Eutectic Phases in Ice Facilitate Nonenzymatic Nucleic Acid Synthesis

Abstract
Polymeric compounds similar to oligonucleotides are relevant to the origin of life and particularly to the concept of an RNA world. Although short oligomers of RNA can be synthesized nonenzymatically under laboratory conditions by second-order reactions in concentrated solutions, there is no consensus on how these polymers could have been synthesized de novo on the early Earth from dilute solutions of monomers. To address this question in the context of an RNA world, we have explored ice eutectic phases as a reaction medium.

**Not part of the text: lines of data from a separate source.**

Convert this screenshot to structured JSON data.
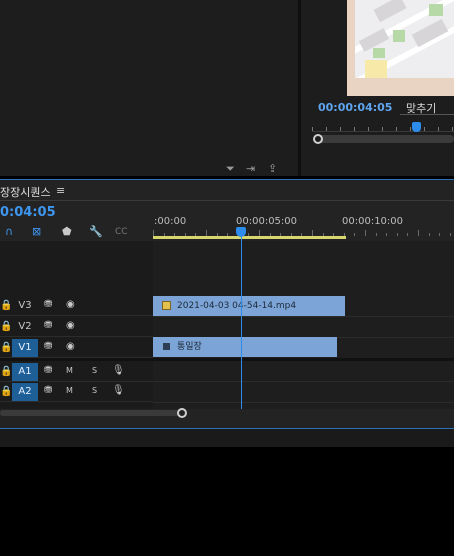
{
  "program_monitor": {
    "timecode": "00:00:04:05",
    "fit_label": "맞추기",
    "playhead_fraction": 0.7
  },
  "source_controls": {
    "filter_icon": "filter-icon",
    "insert_icon": "insert-icon",
    "export_icon": "export-icon"
  },
  "timeline": {
    "sequence_tab": "장장시퀀스",
    "menu_glyph": "≡",
    "timecode": "0:04:05",
    "tools": [
      "snap-icon",
      "linked-selection-icon",
      "marker-icon",
      "wrench-icon",
      "captions-icon"
    ],
    "ruler_labels": [
      ":00:00",
      "00:00:05:00",
      "00:00:10:00"
    ],
    "tracks": [
      {
        "lock": "🔒",
        "name": "V3",
        "icons": [
          "⛃",
          "◉"
        ],
        "active": false
      },
      {
        "lock": "🔒",
        "name": "V2",
        "icons": [
          "⛃",
          "◉"
        ],
        "active": false
      },
      {
        "lock": "🔒",
        "name": "V1",
        "icons": [
          "⛃",
          "◉"
        ],
        "active": true
      },
      {
        "lock": "🔒",
        "name": "A1",
        "icons": [
          "⛃",
          "M",
          "S",
          "🎙"
        ],
        "active": true
      },
      {
        "lock": "🔒",
        "name": "A2",
        "icons": [
          "⛃",
          "M",
          "S",
          "🎙"
        ],
        "active": true
      }
    ],
    "clips": [
      {
        "track": "V3",
        "label": "2021-04-03 04-54-14.mp4"
      },
      {
        "track": "V1",
        "label": "통일장"
      }
    ]
  }
}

When an aqueous solution freezes, the solutes become concentrated in the spaces between the ice crystals. The increased concentration offsets the effect of the lower temperature and accelerates the reaction. Here we show that in the presence of metal ions in dilute solutions, frozen samples of phosphoimidazolide-activated uridine react within days at -18°C to form oligouridylates up to 11 bases long. Product yields typically exceed 90%, and ~30% of the oligomers include one or more 3′-5′ linkages. These conditions facilitate not only the notoriously difficult oligouridylate synthesis, but also the oligomerization of activated cytidylate, adenylate, and guanylate. To our knowledge, this represents the first report to indicate that ice matrices on the early Earth may have accelerated certain prebiotic polymerization reactions.